Es war nicht das erste Schreiben dieser Art. Ein gutes Dutzend hatte Magnus bereits bekommen, ehe er – ebenfalls schriftlich – antwortete, dass ein Verkauf für ihn absolut nicht infrage komme. Doch dieser Bursche dachten offenbar nicht daran, aufzugeben. Nicht genug, dass er immer noch Woche für Woche mindestens ein neues Kaufangebot erhielt, seit einer Weile bekam er nun auch noch aufdringliche Anrufe.

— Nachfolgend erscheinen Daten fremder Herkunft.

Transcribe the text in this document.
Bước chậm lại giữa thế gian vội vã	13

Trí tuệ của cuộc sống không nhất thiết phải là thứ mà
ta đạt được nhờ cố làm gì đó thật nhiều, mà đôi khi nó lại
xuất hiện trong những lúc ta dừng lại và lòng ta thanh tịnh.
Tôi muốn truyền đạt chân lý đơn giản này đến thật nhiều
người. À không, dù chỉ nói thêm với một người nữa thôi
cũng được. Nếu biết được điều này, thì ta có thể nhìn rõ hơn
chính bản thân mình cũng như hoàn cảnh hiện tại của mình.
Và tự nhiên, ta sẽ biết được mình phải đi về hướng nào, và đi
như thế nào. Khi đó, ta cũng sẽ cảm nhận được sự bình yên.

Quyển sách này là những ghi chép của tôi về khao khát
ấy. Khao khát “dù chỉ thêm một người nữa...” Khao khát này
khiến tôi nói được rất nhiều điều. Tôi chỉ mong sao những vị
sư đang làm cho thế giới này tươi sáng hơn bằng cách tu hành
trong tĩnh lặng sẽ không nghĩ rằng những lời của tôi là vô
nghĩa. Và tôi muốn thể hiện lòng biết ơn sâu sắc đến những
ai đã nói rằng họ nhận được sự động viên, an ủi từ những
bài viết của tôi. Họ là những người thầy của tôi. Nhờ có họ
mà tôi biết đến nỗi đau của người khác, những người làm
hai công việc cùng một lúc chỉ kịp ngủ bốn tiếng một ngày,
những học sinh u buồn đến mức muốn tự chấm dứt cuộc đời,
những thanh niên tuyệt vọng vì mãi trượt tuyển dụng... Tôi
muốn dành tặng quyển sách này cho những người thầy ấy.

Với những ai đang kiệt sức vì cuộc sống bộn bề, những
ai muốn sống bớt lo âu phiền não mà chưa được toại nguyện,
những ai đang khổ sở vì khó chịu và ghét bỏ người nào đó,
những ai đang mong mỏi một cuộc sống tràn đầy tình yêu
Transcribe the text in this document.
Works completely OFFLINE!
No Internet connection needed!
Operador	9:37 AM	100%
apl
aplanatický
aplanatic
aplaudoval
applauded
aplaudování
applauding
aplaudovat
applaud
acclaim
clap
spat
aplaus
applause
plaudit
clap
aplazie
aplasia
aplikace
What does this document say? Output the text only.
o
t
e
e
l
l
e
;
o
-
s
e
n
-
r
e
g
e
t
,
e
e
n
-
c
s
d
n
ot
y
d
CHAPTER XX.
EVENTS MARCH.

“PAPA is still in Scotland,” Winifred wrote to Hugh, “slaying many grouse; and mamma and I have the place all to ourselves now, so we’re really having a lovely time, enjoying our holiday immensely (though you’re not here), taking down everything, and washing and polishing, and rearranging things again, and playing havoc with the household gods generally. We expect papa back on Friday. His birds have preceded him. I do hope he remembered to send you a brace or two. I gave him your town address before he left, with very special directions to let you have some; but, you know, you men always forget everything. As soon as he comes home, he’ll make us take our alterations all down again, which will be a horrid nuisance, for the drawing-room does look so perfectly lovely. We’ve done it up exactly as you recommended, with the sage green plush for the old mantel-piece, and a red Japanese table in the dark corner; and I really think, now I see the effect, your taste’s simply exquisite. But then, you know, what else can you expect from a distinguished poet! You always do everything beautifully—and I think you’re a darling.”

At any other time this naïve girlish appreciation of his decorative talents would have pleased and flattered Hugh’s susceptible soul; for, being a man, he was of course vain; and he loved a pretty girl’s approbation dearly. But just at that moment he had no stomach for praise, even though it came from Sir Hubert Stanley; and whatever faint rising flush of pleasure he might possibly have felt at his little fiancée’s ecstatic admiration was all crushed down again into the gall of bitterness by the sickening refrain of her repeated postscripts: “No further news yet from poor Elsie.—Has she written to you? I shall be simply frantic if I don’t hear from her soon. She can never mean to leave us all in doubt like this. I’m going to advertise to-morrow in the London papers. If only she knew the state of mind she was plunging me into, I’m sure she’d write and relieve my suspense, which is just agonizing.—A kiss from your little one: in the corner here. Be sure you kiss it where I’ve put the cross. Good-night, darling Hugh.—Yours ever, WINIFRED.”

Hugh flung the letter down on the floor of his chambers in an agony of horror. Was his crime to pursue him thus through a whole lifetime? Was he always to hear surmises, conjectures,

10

Bei diesem letzten Brief aber handelte es sich um ein absolutes Novum, denn er war ihm Anfang vergangener Woche persönlich überbracht worden. Ausgehändigt von einem Mann, der ihm mit sorgsam gewählten Worten klargemacht hatte, dass man nicht gedachte, seine ablehnende Haltung so einfach hinzunehmen.
Magnus konnte sich gut daran erinnern, wie unsympathisch ihm dieser gedrungene, rattengesichtige Kerl gewesen war. Bei seinem Namen war er sich nicht ganz sicher, aber …
Also doch!
Er ließ die Hand sinken, mit der er den Brief mit der Visitenkarte hielt, und runzelte die Stirn. “Olof Lindh”, stand in fetten Lettern auf das edle Leinenpapier gedruckt, “Lindh Investments".
Sollte es ein Zufall sein, dass Jenny soeben denselben Namen während ihres Telefonats erwähnt hatte? Wohl kaum. Aber was um alles in der Welt hatte das zu bedeuten?
Kurz entschlossen legte Magnus das Schreiben zurück und eilte zurück ins Erdgeschoss.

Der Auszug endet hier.